Rachita Ram was attending a press conference on November 9 for her upcoming film Love You Rachchu, when she was questioned about her performance in an intimate scene. Like many women actors, Rachita, who was tired of being asked the same question in multiple press conferences, explained that she had acted in the scene because the script demanded it. Contemplating the relevance of the question, Rachita questioned the reporter about what he had done on his wedding night. “Among the people present here, many are married. I don’t intend to embarrass anyone but what do people do after the wedding? They would be in a romantic relationship, right? We have only shown that on screen. There is a reason why I have done the scenes, you will understand it once you watch the scene,” Rachita further said, while still maintaining her calm demeanor.

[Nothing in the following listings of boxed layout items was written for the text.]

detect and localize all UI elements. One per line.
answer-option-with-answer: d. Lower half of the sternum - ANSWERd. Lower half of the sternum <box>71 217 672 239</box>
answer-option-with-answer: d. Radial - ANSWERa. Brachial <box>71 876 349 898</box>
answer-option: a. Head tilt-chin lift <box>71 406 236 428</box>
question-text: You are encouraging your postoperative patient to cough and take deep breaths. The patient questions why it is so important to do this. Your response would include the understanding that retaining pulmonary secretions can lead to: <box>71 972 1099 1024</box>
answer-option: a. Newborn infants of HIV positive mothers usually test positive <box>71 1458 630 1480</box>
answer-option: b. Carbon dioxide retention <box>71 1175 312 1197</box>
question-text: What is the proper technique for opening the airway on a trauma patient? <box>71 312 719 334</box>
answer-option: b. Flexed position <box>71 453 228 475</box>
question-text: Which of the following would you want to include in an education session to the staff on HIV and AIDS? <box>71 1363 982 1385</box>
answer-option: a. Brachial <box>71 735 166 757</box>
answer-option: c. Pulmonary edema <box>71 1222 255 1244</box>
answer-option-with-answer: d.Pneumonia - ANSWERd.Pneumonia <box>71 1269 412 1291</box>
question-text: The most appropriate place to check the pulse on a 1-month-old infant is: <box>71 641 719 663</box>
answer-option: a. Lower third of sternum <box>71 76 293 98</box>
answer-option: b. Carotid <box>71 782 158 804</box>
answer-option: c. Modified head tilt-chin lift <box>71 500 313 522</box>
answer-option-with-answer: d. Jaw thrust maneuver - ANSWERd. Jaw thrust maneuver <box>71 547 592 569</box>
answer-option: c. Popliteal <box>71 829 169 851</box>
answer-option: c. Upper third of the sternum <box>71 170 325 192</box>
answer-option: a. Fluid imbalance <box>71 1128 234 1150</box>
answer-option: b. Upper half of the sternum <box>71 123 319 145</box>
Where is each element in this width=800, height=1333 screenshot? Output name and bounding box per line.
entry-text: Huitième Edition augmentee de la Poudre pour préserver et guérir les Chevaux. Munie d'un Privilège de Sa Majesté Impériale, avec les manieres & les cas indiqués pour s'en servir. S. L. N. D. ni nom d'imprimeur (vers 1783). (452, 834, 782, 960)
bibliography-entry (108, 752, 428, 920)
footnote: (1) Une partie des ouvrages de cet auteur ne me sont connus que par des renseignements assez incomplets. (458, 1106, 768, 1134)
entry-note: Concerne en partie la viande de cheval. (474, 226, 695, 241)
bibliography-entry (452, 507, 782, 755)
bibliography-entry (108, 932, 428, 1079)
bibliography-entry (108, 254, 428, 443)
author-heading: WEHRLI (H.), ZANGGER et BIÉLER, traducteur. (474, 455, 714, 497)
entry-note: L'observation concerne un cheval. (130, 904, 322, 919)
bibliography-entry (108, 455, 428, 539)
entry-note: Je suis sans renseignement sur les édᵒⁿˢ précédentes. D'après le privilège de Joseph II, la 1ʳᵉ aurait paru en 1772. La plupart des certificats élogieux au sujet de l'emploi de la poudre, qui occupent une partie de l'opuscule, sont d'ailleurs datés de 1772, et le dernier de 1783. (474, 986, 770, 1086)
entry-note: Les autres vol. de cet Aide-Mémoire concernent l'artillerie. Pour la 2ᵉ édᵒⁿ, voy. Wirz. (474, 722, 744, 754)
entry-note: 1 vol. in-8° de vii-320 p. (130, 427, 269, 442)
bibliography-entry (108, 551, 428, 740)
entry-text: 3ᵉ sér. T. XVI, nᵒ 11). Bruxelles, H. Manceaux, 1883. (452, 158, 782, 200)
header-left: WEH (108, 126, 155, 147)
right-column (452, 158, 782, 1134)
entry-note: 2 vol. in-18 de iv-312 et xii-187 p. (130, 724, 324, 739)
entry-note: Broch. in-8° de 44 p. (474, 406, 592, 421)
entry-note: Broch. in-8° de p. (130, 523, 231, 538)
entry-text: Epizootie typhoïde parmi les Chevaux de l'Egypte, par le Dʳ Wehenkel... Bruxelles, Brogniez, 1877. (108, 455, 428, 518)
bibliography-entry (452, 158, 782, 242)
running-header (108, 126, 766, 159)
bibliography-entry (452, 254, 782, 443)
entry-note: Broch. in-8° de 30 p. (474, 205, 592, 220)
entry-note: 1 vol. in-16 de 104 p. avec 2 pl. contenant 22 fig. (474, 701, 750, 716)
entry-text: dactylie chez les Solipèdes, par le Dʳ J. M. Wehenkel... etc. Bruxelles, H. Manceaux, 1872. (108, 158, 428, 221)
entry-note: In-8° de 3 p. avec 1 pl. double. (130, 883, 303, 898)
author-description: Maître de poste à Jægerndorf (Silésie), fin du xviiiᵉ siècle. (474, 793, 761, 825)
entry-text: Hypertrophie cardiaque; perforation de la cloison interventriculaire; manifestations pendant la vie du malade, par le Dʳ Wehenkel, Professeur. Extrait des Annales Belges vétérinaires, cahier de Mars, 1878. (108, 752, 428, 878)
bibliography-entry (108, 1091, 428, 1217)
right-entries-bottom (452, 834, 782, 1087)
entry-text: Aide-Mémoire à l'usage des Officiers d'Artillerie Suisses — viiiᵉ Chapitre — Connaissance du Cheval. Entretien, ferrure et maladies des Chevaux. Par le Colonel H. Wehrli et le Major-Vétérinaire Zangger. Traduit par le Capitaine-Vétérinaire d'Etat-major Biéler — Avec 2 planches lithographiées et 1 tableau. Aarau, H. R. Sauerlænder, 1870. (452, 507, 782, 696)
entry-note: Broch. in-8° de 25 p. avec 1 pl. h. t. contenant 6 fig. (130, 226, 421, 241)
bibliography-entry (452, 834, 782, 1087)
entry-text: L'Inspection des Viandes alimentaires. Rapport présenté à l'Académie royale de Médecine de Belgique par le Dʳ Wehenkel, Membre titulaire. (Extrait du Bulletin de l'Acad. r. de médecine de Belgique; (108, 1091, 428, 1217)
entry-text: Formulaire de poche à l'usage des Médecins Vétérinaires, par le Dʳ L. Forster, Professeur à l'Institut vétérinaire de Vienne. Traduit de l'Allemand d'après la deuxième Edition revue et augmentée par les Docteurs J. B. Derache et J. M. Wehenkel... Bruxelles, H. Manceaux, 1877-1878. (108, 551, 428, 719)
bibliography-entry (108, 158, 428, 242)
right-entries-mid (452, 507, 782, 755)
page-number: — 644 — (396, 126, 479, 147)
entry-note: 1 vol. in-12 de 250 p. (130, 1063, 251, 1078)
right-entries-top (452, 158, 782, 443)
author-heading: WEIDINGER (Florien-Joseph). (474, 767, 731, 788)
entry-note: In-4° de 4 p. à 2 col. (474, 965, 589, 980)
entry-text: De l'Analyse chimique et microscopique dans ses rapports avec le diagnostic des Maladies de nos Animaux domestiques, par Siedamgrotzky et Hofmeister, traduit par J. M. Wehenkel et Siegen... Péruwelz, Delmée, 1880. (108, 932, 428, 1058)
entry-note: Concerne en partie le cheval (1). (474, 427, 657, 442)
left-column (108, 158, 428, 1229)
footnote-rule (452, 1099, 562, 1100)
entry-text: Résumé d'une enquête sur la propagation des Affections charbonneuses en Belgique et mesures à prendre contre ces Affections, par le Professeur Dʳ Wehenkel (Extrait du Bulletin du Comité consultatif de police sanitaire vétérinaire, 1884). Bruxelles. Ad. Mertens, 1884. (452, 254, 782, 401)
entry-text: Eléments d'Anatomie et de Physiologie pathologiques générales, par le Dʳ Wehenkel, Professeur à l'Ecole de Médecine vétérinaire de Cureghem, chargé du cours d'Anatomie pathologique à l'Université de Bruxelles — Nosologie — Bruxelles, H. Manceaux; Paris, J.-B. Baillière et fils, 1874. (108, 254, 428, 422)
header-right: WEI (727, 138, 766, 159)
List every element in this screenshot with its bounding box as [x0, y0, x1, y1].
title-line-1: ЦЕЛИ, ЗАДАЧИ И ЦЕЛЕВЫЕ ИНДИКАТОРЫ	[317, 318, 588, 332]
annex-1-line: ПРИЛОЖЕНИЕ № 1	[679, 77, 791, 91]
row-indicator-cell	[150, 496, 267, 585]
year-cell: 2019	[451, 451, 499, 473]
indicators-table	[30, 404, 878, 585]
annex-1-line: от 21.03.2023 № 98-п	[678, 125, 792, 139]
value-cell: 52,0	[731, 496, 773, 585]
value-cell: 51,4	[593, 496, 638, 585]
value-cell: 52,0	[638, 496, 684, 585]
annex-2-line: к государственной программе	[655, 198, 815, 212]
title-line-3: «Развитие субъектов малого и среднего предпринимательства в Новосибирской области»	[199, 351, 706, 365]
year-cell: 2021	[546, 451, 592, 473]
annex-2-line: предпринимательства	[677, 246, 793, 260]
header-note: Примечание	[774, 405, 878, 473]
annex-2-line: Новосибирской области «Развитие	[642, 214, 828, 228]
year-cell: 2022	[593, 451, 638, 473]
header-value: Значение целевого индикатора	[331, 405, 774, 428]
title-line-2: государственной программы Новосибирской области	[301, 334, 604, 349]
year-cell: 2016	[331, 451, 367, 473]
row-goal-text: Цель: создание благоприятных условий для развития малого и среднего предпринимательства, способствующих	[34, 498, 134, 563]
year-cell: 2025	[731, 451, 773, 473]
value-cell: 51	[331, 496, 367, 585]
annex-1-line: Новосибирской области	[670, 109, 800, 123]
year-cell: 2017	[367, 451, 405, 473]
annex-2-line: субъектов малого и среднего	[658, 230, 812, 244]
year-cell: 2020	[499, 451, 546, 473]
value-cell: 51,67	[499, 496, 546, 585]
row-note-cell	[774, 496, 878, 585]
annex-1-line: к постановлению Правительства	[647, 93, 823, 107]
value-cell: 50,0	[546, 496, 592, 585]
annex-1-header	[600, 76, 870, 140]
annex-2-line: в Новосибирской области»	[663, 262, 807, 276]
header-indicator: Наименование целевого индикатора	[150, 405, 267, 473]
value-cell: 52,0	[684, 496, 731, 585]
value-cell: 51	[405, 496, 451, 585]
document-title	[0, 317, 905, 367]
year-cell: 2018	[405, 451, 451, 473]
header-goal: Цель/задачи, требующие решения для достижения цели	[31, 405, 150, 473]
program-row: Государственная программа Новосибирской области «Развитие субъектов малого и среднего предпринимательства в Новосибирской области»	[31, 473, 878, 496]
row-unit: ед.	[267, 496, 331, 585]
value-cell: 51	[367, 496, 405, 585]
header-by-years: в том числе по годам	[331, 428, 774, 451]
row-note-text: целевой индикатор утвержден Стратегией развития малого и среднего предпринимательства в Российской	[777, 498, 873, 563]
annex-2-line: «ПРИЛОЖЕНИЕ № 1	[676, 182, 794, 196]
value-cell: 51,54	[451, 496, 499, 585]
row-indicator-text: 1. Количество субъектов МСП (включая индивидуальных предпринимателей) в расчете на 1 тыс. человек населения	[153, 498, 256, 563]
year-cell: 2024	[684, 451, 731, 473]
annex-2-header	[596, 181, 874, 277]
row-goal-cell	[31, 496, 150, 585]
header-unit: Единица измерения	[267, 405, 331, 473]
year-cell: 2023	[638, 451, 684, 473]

And as is almost to be expected from the moral police, Rachita’s comments soon snowballed into a controversy with the Kannada Kranthi Dal seeking an apology from the actor. Accusing the actor of tarnishing the image of the entire state, they alleged that her statement is against the ‘culture of the land’. Discussions on whether the question by the reporter was relevant to the news story, why Rachita’s male co-star was not approached with the same question, or whose ‘culture’ the Kannada Kranthi Dal collectively claim to represent, were nowhere to be found. The group went so far as to seek formal action from the Karnataka Film Chamber of Commerce (KFCC) and warned that if she does not apologise, they will prevent the film from releasing in theatres. 

This, in a state where the film industry — like most others across the country — consistently shows stalking and harassment as expressions of love. A scene from Vishnuvardhan’s 1972 Kannada film Naagarhaavu, shows actor Ambreesh stalking Aarathi. Although she looks disinterested, he continues to sing for her and says, “Aye Bulbul Maathadakilva?” (Aye Bulbul, won’t you talk to me?). To this day, the dialogue is used by real life men while they stalk and harass women. 

Not much has changed since 1972. In the 2021 Kannada film Pogaru, the protagonist (Dhruv) not only stalks the heroine (Rashmika) without her consent, but also touches her, forcefully pulls her, and plants a kiss on her cheek without her permission. The song 'Karabuu' was called out for glorifying violence against women and promotes criminal acts like stalking and molestation. Despite the portrayal being problematic and even unlawful, no action has been taken and no clarification was issued by the makers of the film. The 2002 Sandalwood film Appu has a similar plotline, wherein the hero (Puneeth Rajkumar) who is obsessed with the heroine (Rakshita), spends most of his time stalking the latter and refuses to take no for an answer.

Kannada Kranthi Dal and its counterparts and supporters did not have any objections to any of these scenes. Nor did they raise their voice when actor Sruthi Hariharan accused Arjun Sarja of sexual harassment. They did not stand up to be counted when the #MeToo movement was raging, because apparently, sexual abuse of women isn’t against their culture. It isn't ‘kranthi’ — it isn’t revolutionary to speak up against actual crimes and harassment shown as romance in movies; it’s only revolutionary when they’re targeting an actor for stating facts, it seems. 

The Kannada industry today does have some good roles for women. Shuddhi (2017), Act 1978 (2020), Gantumoote (2019), and Pinki Elli? (2020), have great women characters — however, these films are exceptions at best. Most commercial movies are still centered around heroes, with women actors being reduced to glamorous roles that do not make significant contributions to the plot.  

If Sandalwood fans and culture vigilantes must outrage, we can give them list of actual reasons — like the insipid portrayal of women in films, the gendered wage gap among stars, and sexual abuse of actors.